Er schenkt der dunklen Nacht und allen Menschen sein Licht,
obwohl auch ihn der Schmerz der Sehnsucht ins Herz sticht,
seine Liebe fehlt ihm genauso wie du mir,
trotz allem leuchtet er allen, auch dir.

Er verschenkt sein kostbares Licht an die Welt,
obwohl er ganz alleine ist, am Himmelszelt,
ich bewundere seine Kraft,
frage mich wie er das schafft.

Er beleuchtet seiner Liebe den Weg,
weiß nicht wo sie ist, an welchem Steg,
hofft sehr das sie ihn sieht und findet,
wünscht sie solle es schaffen bevor er verschwindet.

Trotz der Sehnsucht schenkt er allen Menschen sein Licht,
mit diesem zaubert er manchen Freude anderen Tränen aufs Gesicht,
mir zaubert sein Anblick Tränen aufs Gesicht,
weil der Schmerz der Sehnsucht mein Herz bricht.

Jedes Mal wenn ich ihn sehe bewundere ich mehr seine Kraft,
ich frage mich unentwegt wie er das schafft,
trotz all dem Schmerz den er verspüren muss,
sorgt er doch bei vielen Paaren mit seinem Licht für den ersten Kuss.

Er erstrahlt einsam auf der Himmelsweide,
wird ewig einsam sein, denn ein annähern eines anderen Sterns wäre der Tod für beide,
auf ihm lastet ein unbesiegbarer Fluch,
darum verschwindet er am Tag hinter dem Himmelstuch.

Sein Schicksal ist das aller schlimmste auf Erden,
bitte mein Engel, lass das nie unser Schicksal werden,
ohne dich könnte ich nicht existieren,
mein armes Herz würde vor Sehnsucht erfrieren.

Ich sehe ins Tal runter,
hoffentlich stürze ich nie in die Schlucht der Einsamkeit hinunter,
sehe die Lichter im Tal erstrahlen,
wie sie mit deiner Schönheit prahlen.

Ich sehe Licht und Leben im Tal geschehen,
dabei bemerke ich, ich hab dich schon lange nicht mehr gesehen,
die Bewegungen im Tal zeigen mir dass das Leben weiter geht,
und erinnern mich daran, dass die Zeit bei unseren Treffen leider nicht steht.
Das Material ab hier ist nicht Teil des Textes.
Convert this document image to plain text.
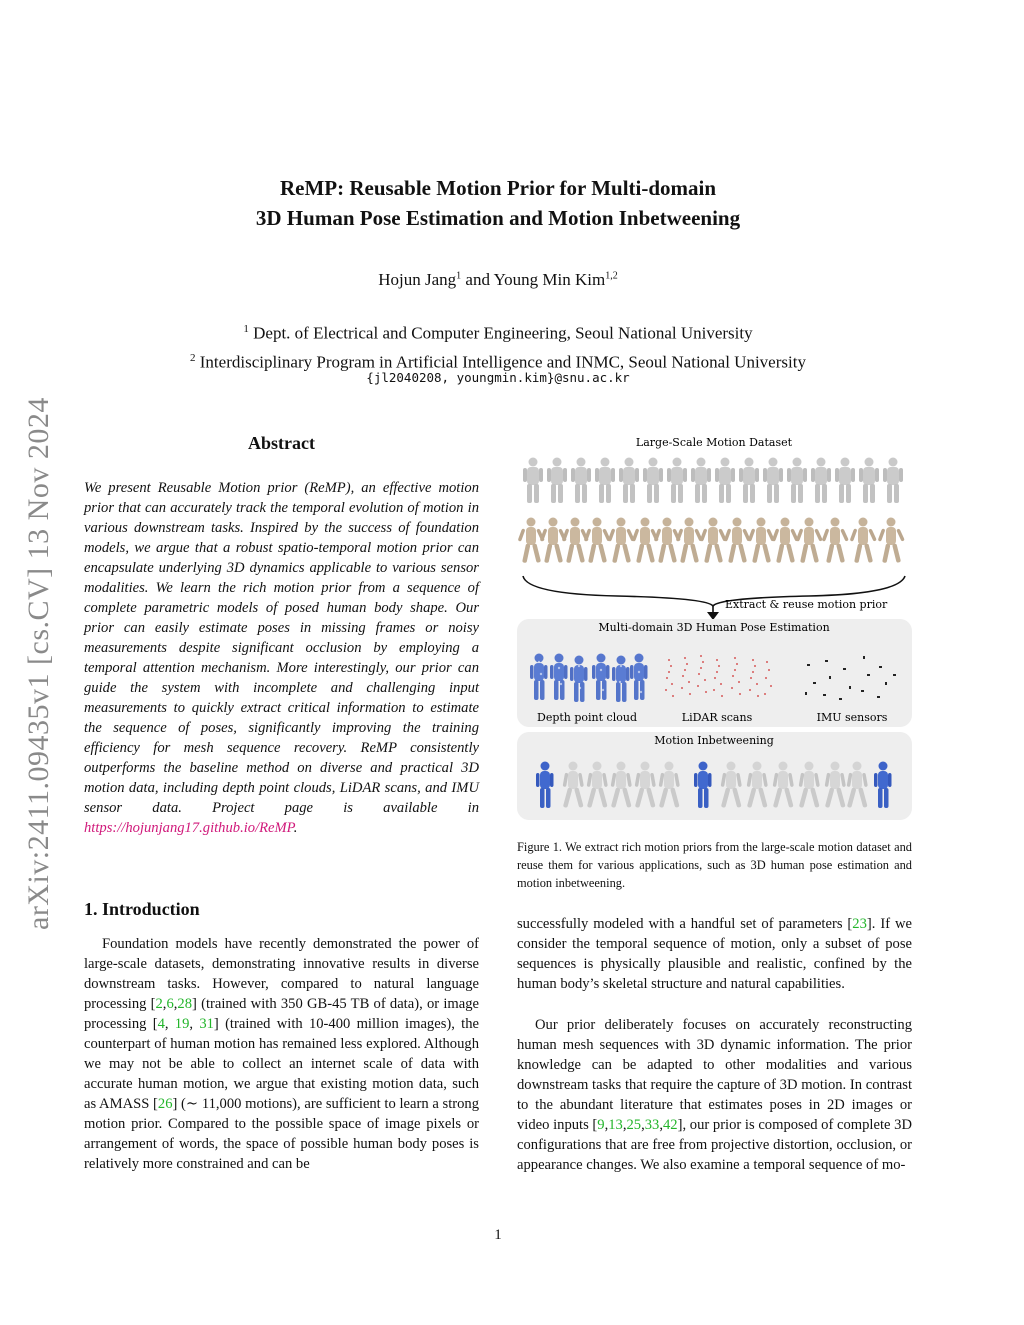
arXiv:2411.09435v1 [cs.CV] 13 Nov 2024
ReMP: Reusable Motion Prior for Multi-domain
3D Human Pose Estimation and Motion Inbetweening
Hojun Jang$^1$ and Young Min Kim$^{1,2}$
$^1$ Dept. of Electrical and Computer Engineering, Seoul National University
$^2$ Interdisciplinary Program in Artificial Intelligence and INMC, Seoul National University
{jl2040208, youngmin.kim}@snu.ac.kr
Abstract
We present Reusable Motion prior (ReMP), an effective motion prior that can accurately track the temporal evolution of motion in various downstream tasks. Inspired by the success of foundation models, we argue that a robust spatio-temporal motion prior can encapsulate underlying 3D dynamics applicable to various sensor modalities. We learn the rich motion prior from a sequence of complete parametric models of posed human body shape. Our prior can easily estimate poses in missing frames or noisy measurements despite significant occlusion by employing a temporal attention mechanism. More interestingly, our prior can guide the system with incomplete and challenging input measurements to quickly extract critical information to estimate the sequence of poses, significantly improving the training efficiency for mesh sequence recovery. ReMP consistently outperforms the baseline method on diverse and practical 3D motion data, including depth point clouds, LiDAR scans, and IMU sensor data. Project page is available in https://hojunjang17.github.io/ReMP.
1. Introduction
Foundation models have recently demonstrated the power of large-scale datasets, demonstrating innovative results in diverse downstream tasks. However, compared to natural language processing [2,6,28] (trained with 350 GB-45 TB of data), or image processing [4, 19, 31] (trained with 10-400 million images), the counterpart of human motion has remained less explored. Although we may not be able to collect an internet scale of data with accurate human motion, we argue that existing motion data, such as AMASS [26] (∼ 11,000 motions), are sufficient to learn a strong motion prior. Compared to the possible space of image pixels or arrangement of words, the space of possible human body poses is relatively more constrained and can be
successfully modeled with a handful set of parameters [23]. If we consider the temporal sequence of motion, only a subset of pose sequences is physically plausible and realistic, confined by the human body’s skeletal structure and natural capabilities.
Our prior deliberately focuses on accurately reconstructing human mesh sequences with 3D dynamic information. The prior knowledge can be adapted to other modalities and various downstream tasks that require the capture of 3D motion. In contrast to the abundant literature that estimates poses in 2D images or video inputs [9,13,25,33,42], our prior is composed of complete 3D configurations that are free from projective distortion, occlusion, or appearance changes. We also examine a temporal sequence of mo-
Large-Scale Motion Dataset
Extract & reuse motion prior
Multi-domain 3D Human Pose Estimation
Depth point cloud	LiDAR scans	IMU sensors
Motion Inbetweening
Figure 1. We extract rich motion priors from the large-scale motion dataset and reuse them for various applications, such as 3D human pose estimation and motion inbetweening.
1
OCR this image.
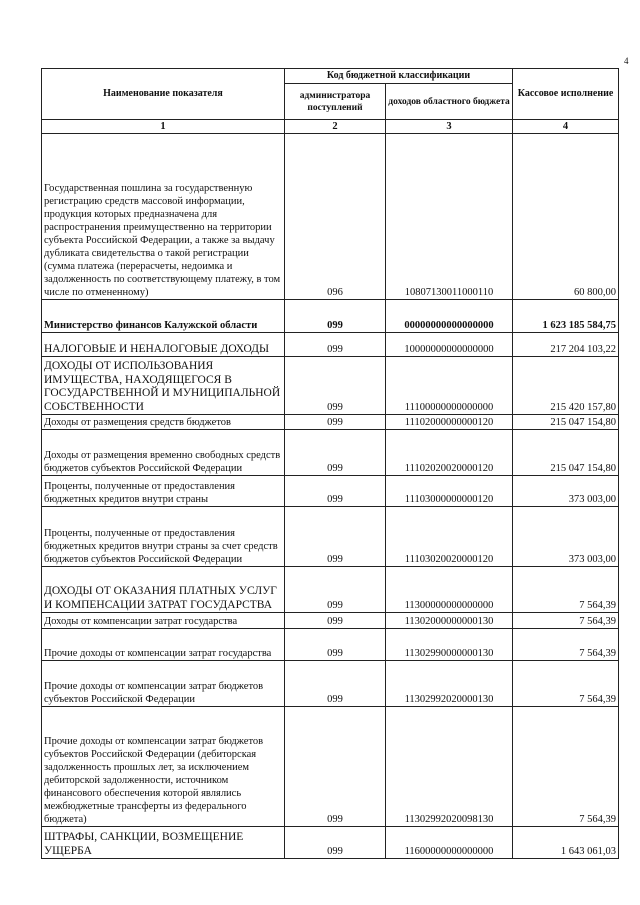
4
Наименование показателя	Код бюджетной классификации		Кассовое исполнение
	администратора поступлений	доходов областного бюджета	
1	2	3	4
Государственная пошлина за государственную регистрацию средств массовой информации, продукция которых предназначена для распространения преимущественно на территории субъекта Российской Федерации, а также за выдачу дубликата свидетельства о такой регистрации (сумма платежа (перерасчеты, недоимка и задолженность по соответствующему платежу, в том числе по отмененному)	096	10807130011000110	60 800,00
Министерство финансов Калужской области	099	00000000000000000	1 623 185 584,75
НАЛОГОВЫЕ И НЕНАЛОГОВЫЕ ДОХОДЫ	099	10000000000000000	217 204 103,22
ДОХОДЫ ОТ ИСПОЛЬЗОВАНИЯ ИМУЩЕСТВА, НАХОДЯЩЕГОСЯ В ГОСУДАРСТВЕННОЙ И МУНИЦИПАЛЬНОЙ СОБСТВЕННОСТИ	099	11100000000000000	215 420 157,80
Доходы от размещения средств бюджетов	099	11102000000000120	215 047 154,80
Доходы от размещения временно свободных средств бюджетов субъектов Российской Федерации	099	11102020020000120	215 047 154,80
Проценты, полученные от предоставления бюджетных кредитов внутри страны	099	11103000000000120	373 003,00
Проценты, полученные от предоставления бюджетных кредитов внутри страны за счет средств бюджетов субъектов Российской Федерации	099	11103020020000120	373 003,00
ДОХОДЫ ОТ ОКАЗАНИЯ ПЛАТНЫХ УСЛУГ И КОМПЕНСАЦИИ ЗАТРАТ ГОСУДАРСТВА	099	11300000000000000	7 564,39
Доходы от компенсации затрат государства	099	11302000000000130	7 564,39
Прочие доходы от компенсации затрат государства	099	11302990000000130	7 564,39
Прочие доходы от компенсации затрат бюджетов субъектов Российской Федерации	099	11302992020000130	7 564,39
Прочие доходы от компенсации затрат бюджетов субъектов Российской Федерации (дебиторская задолженность прошлых лет, за исключением дебиторской задолженности, источником финансового обеспечения которой являлись межбюджетные трансферты из федерального бюджета)	099	11302992020098130	7 564,39
ШТРАФЫ, САНКЦИИ, ВОЗМЕЩЕНИЕ УЩЕРБА	099	11600000000000000	1 643 061,03
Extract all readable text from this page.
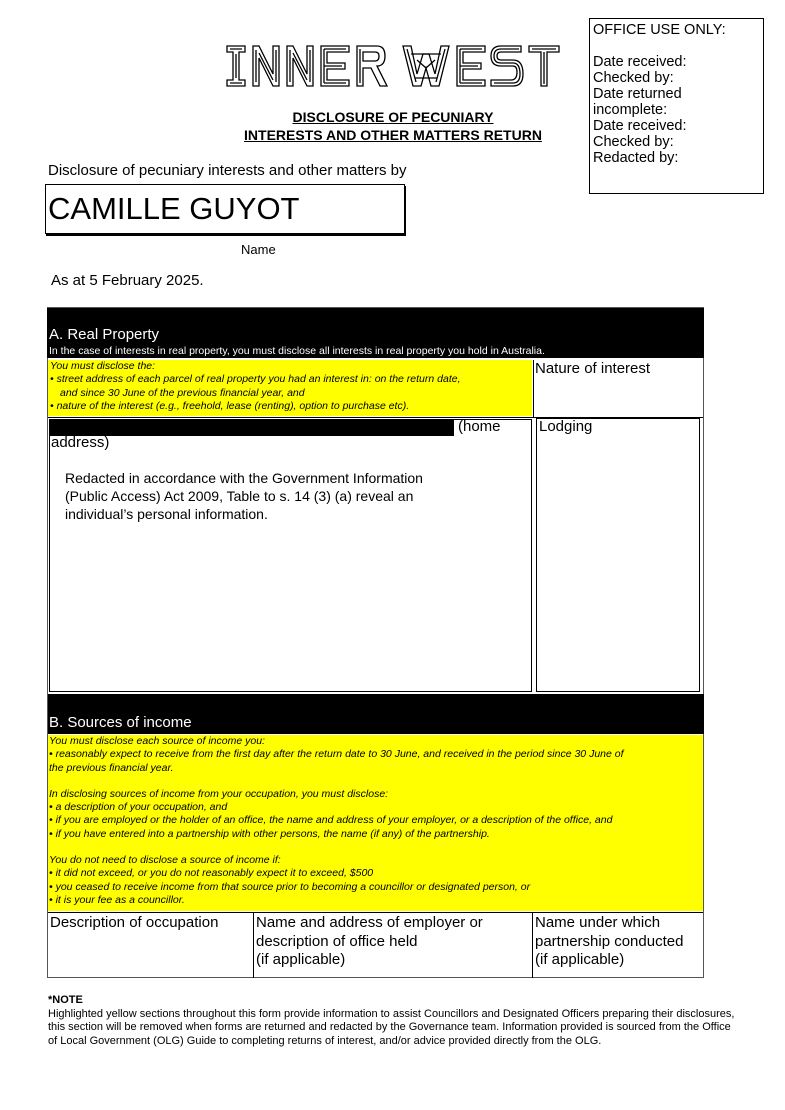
OFFICE USE ONLY:
Date received:
Checked by:
Date returned
incomplete:
Date received:
Checked by:
Redacted by:
DISCLOSURE OF PECUNIARY
INTERESTS AND OTHER MATTERS RETURN
Disclosure of pecuniary interests and other matters by
CAMILLE GUYOT
Name
As at 5 February 2025.
A. Real Property
In the case of interests in real property, you must disclose all interests in real property you hold in Australia.
You must disclose the:
• street address of each parcel of real property you had an interest in: on the return date,
and since 30 June of the previous financial year, and
• nature of the interest (e.g., freehold, lease (renting), option to purchase etc).
Nature of interest
(home
address)
Redacted in accordance with the Government Information (Public Access) Act 2009, Table to s. 14 (3) (a) reveal an individual’s personal information.
Lodging
B. Sources of income
You must disclose each source of income you:
• reasonably expect to receive from the first day after the return date to 30 June, and received in the period since 30 June of
the previous financial year.
In disclosing sources of income from your occupation, you must disclose:
• a description of your occupation, and
• if you are employed or the holder of an office, the name and address of your employer, or a description of the office, and
• if you have entered into a partnership with other persons, the name (if any) of the partnership.
You do not need to disclose a source of income if:
• it did not exceed, or you do not reasonably expect it to exceed, $500
• you ceased to receive income from that source prior to becoming a councillor or designated person, or
• it is your fee as a councillor.
Description of occupation	Name and address of employer or
description of office held
(if applicable)
Name under which
partnership conducted
(if applicable)
*NOTE
Highlighted yellow sections throughout this form provide information to assist Councillors and Designated Officers preparing their disclosures, this section will be removed when forms are returned and redacted by the Governance team. Information provided is sourced from the Office of Local Government (OLG) Guide to completing returns of interest, and/or advice provided directly from the OLG.
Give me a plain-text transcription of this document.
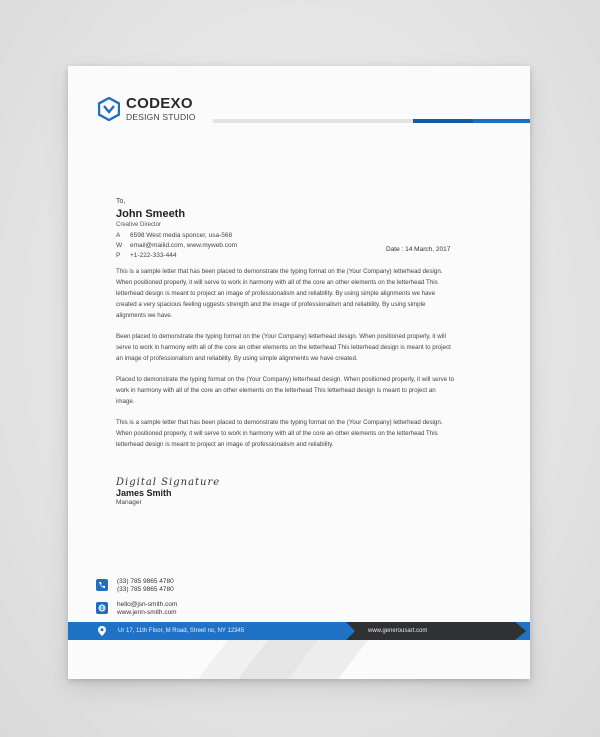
CODEXO
DESIGN STUDIO
To,
John Smeeth
Creative Director
A	6598 West media sponcer, usa-568
W	email@maiiid.com, www.myweb.com
P	+1-222-333-444
Date : 14 March, 2017

This is a sample letter that has been placed to demonstrate the typing format on the (Your Company) letterhead design. When positioned properly, it will serve to work in harmony with all of the core an other elements on the letterhead This letterhead design is meant to project an image of professionalism and reliability. By using simple alignments we have created a very spacious feeling uggests strength and the image of professionalism and reliability. By using simple alignments we have.

Been placed to demonstrate the typing format on the (Your Company) letterhead design. When positioned properly, it will serve to work in harmony with all of the core an other elements on the letterhead This letterhead design is meant to project an image of professionalism and reliability. By using simple alignments we have created.

Placed to demonstrate the typing format on the (Your Company) letterhead design. When positioned properly, it will serve to work in harmony with all of the core an other elements on the letterhead This letterhead design is meant to project an image.

This is a sample letter that has been placed to demonstrate the typing format on the (Your Company) letterhead design. When positioned properly, it will serve to work in harmony with all of the core an other elements on the letterhead This letterhead design is meant to project an image of professionalism and reliability.

Digital Signature
James Smith
Manager
(33) 785 9865 4780
(33) 785 9865 4780
hello@jsn-smith.com
www.jenn-smith.com
Ur 17, 11th Floor, M Road, Street no, NY 12345	www.generousart.com
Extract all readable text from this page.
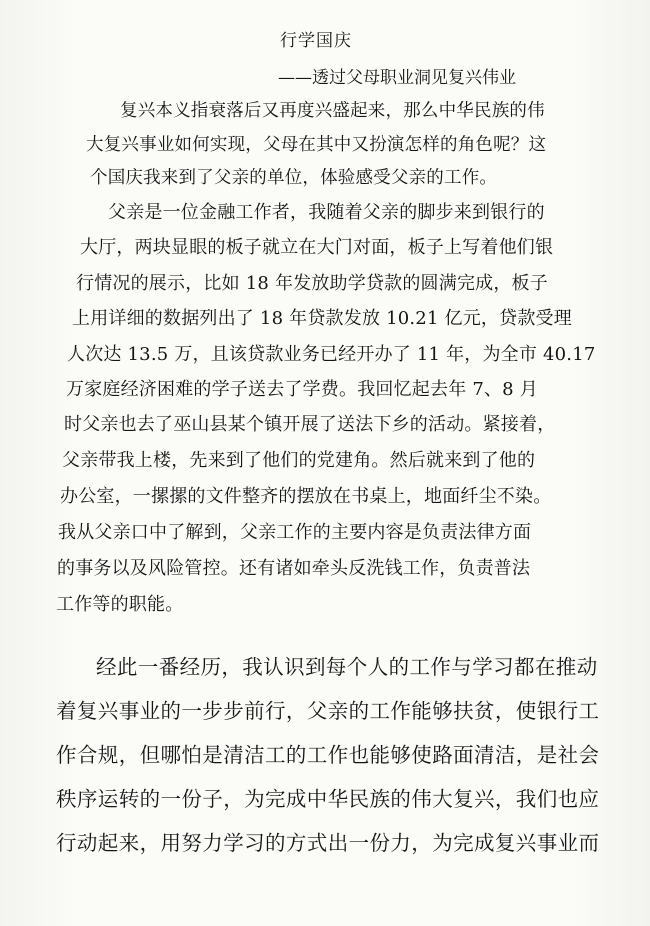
行学国庆
——透过父母职业洞见复兴伟业
复兴本义指衰落后又再度兴盛起来，那么中华民族的伟
大复兴事业如何实现，父母在其中又扮演怎样的角色呢？这
个国庆我来到了父亲的单位，体验感受父亲的工作。
父亲是一位金融工作者，我随着父亲的脚步来到银行的
大厅，两块显眼的板子就立在大门对面，板子上写着他们银
行情况的展示，比如 18 年发放助学贷款的圆满完成，板子
上用详细的数据列出了 18 年贷款发放 10.21 亿元，贷款受理
人次达 13.5 万，且该贷款业务已经开办了 11 年，为全市 40.17
万家庭经济困难的学子送去了学费。我回忆起去年 7、8 月
时父亲也去了巫山县某个镇开展了送法下乡的活动。紧接着，
父亲带我上楼，先来到了他们的党建角。然后就来到了他的
办公室，一摞摞的文件整齐的摆放在书桌上，地面纤尘不染。
我从父亲口中了解到，父亲工作的主要内容是负责法律方面
的事务以及风险管控。还有诸如牵头反洗钱工作，负责普法
工作等的职能。
经此一番经历，我认识到每个人的工作与学习都在推动
着复兴事业的一步步前行，父亲的工作能够扶贫，使银行工
作合规，但哪怕是清洁工的工作也能够使路面清洁，是社会
秩序运转的一份子，为完成中华民族的伟大复兴，我们也应
行动起来，用努力学习的方式出一份力，为完成复兴事业而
Sie verrinnt viel zu schnell und trennt uns wieder,
wenn ich dann alleine bin wünsch ich mir ein Gefieder,
mit Flügeln so groß wie die Nacht,
damit wäre ich zu dir geflogen und wäre wieder mit dir erwacht.

Aber solche Wünsche werden nur in meinen Träumen wahr,
eben in diesen wunderschönen Träumen, in denen ich dich sah,
dich liebkoste und berührte,
deine Nähe, deine Wärme und deine Liebe spürte.

Leider sind diese Träume viel zu kurz,
jedes Mal wenn ich erwache ist es wie ein Sturz,
ein Sturz in die Hölle hinein,
dann kehrt die Sehnsucht zurück und ich fühl mich wieder allein.

Dann Zauber ich dein Gesicht vor mein inneres Auge,
zähle die Tage die noch fehlen und glaube,
glaube sie werden verfliegen und vergehen,
kann dann meine Gefühle für dich erst richtig verstehen.

Ich liebe dich, dass wird mir klar,
die Liebe wächst und schließlich bist du da,
umarmst mich, zeigst mir deine Liebe ,damit ist noch nicht Schluss,
du erfüllst meinen größten Wunsch und gibst mir einen Kuss.

Einen Kuss wie ihn ein Gott ersann,
ich bin verzaubert von dir und kann,
kann keinen klaren Gedanken mehr fassen,
so beginne ich wenn ich wieder allein bin, die Einsamkeit zu hassen.